ScienceWatch

"City Birds are Smarter Birds"

“We were interested whether behavioral flexibility can increase the chance of a given species to successfully colonize cities.”
 – A. Maklakov

    What do you need to survive in an urban landscape? A big brain if you are a bird, according to evolutionary biologist Alexei Maklakov. Maklakov and his team from Uppsala University, Sweden, looked at the ratio of brain size to body size for various passerine species—small perching birds— found in 12 cities in France and Switzerland. This ratio, known as Cuvier’s fraction, has been widely used as an indication of intelligence in birds and mammals. The 22 avian families represented by the 82 species the team studied ranged from the big-brained Corvidae, (crows, rooks and magpies) Sternidae (starlings) and Paridae (tits, chickadees and titmice) to smaller-brained Oriolidae (orioles) and Hirundididae (swallows and martins).

    The researchers found that species breeding in cities have relatively larger brains in relation to body size than those that avoid urban environments and that the differences were statistically significant. In addition, families with larger brains, on average, contributed more species to city populations than the smaller-brained families. According to lead author Maklakov, “Species with relatively larger brains tend to have broader diets, live in diverse habitats and have a higher propensity for behavioral adaptations in foraging”. It should come as no surprise that birds like the carrion crow (Corvus corone), jackdaw (Corvus monedula ) and European magpie (Pica pica ), all well-known for their intelligence, can readily adapt to—and take advantage of—the new habitats and food sources provided by cityscapes and humans.

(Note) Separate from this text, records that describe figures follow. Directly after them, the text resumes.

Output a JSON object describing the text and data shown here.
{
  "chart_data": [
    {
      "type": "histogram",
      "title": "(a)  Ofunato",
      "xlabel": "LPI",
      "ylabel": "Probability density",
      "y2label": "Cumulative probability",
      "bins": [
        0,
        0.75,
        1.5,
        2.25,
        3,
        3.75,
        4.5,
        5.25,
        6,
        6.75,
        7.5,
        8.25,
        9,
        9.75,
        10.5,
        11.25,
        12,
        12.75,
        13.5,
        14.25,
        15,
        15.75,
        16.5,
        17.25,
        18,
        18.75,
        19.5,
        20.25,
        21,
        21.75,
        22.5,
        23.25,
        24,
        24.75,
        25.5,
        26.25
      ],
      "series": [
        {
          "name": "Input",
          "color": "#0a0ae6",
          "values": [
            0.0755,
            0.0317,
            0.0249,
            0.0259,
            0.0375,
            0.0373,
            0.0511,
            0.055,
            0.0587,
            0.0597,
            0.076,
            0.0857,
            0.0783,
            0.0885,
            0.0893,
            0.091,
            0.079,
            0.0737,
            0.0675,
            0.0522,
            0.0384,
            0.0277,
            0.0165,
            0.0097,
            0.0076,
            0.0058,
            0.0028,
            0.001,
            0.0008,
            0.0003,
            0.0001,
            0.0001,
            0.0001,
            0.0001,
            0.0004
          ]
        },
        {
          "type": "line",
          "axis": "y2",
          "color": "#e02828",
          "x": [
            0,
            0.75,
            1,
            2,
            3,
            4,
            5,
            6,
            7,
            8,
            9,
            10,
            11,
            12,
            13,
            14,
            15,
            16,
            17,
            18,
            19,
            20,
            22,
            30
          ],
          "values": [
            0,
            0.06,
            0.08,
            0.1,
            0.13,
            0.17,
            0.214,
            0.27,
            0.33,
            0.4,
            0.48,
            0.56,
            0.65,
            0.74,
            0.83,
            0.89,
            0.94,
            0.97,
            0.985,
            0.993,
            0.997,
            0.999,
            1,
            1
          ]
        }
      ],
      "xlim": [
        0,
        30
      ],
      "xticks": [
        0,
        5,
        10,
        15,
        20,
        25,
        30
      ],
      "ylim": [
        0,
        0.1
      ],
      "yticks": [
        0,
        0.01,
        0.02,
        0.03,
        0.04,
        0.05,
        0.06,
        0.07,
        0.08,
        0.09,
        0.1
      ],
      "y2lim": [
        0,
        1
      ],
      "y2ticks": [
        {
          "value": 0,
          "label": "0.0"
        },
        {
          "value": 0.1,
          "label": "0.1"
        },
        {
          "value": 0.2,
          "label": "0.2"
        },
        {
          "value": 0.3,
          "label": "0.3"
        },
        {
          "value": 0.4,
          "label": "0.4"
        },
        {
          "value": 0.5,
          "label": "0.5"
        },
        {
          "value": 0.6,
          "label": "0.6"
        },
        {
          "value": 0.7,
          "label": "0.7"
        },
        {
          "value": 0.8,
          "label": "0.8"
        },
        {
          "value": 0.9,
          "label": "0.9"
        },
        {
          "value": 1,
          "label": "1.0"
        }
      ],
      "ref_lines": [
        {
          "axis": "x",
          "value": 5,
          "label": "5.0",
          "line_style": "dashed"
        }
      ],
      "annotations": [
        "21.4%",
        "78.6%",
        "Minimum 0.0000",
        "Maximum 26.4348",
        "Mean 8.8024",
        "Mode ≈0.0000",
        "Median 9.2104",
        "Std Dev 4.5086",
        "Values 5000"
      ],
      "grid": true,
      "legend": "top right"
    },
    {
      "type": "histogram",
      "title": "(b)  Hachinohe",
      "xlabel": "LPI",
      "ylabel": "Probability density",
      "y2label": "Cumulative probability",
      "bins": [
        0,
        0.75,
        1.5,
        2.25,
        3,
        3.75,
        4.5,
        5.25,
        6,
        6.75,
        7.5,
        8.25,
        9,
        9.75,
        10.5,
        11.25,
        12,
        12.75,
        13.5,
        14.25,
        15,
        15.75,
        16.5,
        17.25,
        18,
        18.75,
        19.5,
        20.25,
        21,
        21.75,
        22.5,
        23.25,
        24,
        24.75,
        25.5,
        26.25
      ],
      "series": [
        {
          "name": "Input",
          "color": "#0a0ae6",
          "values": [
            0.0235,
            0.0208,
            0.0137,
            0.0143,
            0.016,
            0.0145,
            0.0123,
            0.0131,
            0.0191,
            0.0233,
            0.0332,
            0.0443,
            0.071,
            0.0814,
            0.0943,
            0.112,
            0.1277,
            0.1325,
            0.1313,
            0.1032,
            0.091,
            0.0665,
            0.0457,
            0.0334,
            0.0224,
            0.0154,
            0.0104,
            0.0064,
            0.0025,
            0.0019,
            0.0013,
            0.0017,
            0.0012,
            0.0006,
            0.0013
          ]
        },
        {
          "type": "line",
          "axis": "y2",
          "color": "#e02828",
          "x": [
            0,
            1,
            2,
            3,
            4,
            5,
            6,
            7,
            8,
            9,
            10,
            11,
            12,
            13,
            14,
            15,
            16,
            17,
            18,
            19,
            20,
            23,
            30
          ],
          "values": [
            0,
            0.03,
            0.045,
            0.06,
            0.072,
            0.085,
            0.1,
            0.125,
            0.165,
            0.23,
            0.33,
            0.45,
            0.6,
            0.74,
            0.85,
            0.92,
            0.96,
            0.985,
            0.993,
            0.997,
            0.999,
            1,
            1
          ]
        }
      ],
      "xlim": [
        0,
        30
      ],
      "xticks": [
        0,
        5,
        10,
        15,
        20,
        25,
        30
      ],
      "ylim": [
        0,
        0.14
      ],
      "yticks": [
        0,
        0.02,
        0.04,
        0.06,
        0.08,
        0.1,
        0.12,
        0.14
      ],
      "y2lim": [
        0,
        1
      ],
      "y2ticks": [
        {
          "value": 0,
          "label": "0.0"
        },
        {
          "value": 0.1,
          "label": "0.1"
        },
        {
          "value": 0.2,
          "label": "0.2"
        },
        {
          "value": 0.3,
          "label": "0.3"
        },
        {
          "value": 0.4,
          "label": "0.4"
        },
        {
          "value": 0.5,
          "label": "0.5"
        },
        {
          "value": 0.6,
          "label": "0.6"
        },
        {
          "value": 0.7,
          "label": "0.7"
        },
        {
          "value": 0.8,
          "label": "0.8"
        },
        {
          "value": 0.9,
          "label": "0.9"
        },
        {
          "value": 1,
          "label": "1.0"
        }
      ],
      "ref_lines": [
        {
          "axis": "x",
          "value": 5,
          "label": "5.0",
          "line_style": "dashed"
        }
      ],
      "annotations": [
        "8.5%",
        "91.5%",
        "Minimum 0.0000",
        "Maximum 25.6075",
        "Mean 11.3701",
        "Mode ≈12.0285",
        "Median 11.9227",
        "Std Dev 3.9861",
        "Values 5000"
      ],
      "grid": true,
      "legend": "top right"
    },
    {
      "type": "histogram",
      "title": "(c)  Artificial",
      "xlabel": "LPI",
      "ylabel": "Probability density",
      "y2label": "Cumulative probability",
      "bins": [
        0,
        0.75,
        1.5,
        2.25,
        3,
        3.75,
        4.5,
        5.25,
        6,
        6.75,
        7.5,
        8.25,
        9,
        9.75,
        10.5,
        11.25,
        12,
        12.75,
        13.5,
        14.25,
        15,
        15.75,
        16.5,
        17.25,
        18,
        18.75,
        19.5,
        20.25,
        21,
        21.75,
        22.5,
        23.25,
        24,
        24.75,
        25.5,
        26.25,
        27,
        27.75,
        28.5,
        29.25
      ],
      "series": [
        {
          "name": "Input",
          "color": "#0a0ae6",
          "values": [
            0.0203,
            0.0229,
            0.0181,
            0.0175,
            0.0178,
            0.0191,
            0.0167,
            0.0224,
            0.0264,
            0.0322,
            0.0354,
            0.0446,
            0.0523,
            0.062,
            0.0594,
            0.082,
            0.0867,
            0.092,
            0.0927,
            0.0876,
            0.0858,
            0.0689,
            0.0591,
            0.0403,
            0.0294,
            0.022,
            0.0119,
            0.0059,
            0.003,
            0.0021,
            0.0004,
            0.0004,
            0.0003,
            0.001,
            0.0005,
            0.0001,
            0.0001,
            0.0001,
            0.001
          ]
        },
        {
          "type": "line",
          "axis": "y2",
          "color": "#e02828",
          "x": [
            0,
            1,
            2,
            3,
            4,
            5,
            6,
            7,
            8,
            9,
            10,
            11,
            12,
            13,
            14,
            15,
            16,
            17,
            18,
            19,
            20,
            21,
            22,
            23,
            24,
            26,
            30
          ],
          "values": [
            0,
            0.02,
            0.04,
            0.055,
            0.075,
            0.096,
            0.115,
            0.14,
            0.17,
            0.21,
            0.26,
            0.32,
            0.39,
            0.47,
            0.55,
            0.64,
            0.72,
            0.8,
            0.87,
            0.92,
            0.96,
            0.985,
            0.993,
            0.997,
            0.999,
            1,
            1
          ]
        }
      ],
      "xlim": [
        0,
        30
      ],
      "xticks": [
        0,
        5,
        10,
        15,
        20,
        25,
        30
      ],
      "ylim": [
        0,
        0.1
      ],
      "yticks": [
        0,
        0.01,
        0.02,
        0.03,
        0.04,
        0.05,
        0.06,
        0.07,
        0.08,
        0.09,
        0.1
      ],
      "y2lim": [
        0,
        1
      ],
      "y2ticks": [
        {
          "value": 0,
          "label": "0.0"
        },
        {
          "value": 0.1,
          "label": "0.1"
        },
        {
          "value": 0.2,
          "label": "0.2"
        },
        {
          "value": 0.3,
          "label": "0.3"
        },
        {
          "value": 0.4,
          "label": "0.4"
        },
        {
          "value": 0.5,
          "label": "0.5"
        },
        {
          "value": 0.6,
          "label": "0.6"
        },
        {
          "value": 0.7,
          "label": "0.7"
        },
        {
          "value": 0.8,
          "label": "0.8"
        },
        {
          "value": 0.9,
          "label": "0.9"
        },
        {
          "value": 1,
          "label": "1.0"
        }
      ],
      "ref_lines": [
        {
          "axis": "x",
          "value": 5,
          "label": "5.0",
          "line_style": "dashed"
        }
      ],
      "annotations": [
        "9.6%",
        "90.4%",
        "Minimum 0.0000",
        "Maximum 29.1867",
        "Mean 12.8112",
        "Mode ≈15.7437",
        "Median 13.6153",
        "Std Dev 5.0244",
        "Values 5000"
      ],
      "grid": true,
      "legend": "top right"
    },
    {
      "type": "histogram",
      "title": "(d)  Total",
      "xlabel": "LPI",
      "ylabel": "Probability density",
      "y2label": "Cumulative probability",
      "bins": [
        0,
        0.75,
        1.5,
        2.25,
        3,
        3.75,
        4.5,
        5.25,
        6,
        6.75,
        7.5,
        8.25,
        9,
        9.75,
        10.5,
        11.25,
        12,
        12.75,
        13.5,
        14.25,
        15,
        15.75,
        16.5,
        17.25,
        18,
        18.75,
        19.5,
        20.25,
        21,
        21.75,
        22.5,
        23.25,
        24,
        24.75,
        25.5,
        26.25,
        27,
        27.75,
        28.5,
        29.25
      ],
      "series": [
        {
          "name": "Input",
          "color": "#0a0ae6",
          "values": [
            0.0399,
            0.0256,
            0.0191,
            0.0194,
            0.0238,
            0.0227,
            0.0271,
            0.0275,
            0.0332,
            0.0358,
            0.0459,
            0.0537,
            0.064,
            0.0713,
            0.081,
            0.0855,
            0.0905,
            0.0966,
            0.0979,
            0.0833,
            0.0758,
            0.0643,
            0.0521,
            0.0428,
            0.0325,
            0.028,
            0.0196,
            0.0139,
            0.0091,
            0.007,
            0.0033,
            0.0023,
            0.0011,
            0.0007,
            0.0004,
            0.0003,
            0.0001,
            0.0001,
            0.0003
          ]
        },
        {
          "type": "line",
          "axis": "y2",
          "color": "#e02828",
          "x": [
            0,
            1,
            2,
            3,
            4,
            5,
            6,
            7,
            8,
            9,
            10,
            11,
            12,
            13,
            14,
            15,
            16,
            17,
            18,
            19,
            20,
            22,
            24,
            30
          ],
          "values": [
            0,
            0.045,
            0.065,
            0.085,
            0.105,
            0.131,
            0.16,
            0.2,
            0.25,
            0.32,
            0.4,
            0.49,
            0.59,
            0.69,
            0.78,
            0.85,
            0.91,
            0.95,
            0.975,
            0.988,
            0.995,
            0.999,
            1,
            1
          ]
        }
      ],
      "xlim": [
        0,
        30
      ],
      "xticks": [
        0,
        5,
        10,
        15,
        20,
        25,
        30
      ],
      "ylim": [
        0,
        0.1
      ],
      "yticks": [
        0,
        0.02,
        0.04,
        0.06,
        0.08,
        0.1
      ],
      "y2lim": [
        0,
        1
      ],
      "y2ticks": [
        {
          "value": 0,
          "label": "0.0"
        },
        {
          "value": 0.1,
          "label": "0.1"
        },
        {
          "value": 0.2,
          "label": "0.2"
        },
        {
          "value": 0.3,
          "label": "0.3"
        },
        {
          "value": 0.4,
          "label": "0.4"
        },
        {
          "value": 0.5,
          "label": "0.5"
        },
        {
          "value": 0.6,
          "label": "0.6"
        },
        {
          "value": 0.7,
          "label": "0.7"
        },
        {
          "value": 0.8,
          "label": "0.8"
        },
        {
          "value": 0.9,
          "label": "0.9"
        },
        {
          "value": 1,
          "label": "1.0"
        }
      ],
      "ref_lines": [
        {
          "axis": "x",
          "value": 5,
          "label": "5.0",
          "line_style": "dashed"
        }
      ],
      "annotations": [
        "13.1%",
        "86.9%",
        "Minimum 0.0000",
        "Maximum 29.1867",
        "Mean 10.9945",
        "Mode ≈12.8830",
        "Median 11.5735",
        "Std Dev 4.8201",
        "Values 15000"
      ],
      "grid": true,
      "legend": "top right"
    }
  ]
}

    Other city dwellers include the Eurasian wren (Troglodytes troglodytes), Eurasian nuthatch (Siitta europaea) and the blue tit (Cyanistes cearuleus). The latter is famous for having figured out in the 1960’s how to remove the foil cap and drink the cream from milk bottles delivered in England. This behavior was culturally transmitted to subsequent generations until recently when home milk delivery virtually stopped.

    The scientists expressed concern that small-brained birds like flycatchers are being squeezed out of viable habitat as farmland is urbanized. One small-brained group, swallows, seems to be an exception because, “… they are lucky enough to find niches in urban habitats that are by coincidence a pretty good approximation of their original habitats”, said Maklakov.

    Although not studied because they are not passerines, pigeons (Columbia livia) are small-brained birds that certainly flourish in cities. “Pigeons probably represent a great example of a bird for which we inadvertently created a fantastic replica of their original habitat (cliffs) with plenty of nesting places, near lack of predators, and an ample food supply”, was the explanation offered by Maklakov.

    For similar reasons New York City has seen an upsurge in the once-rare peregrine falcon (Falco peregrinus), which, hopefully, makes the city a bit less hospitable for pigeons.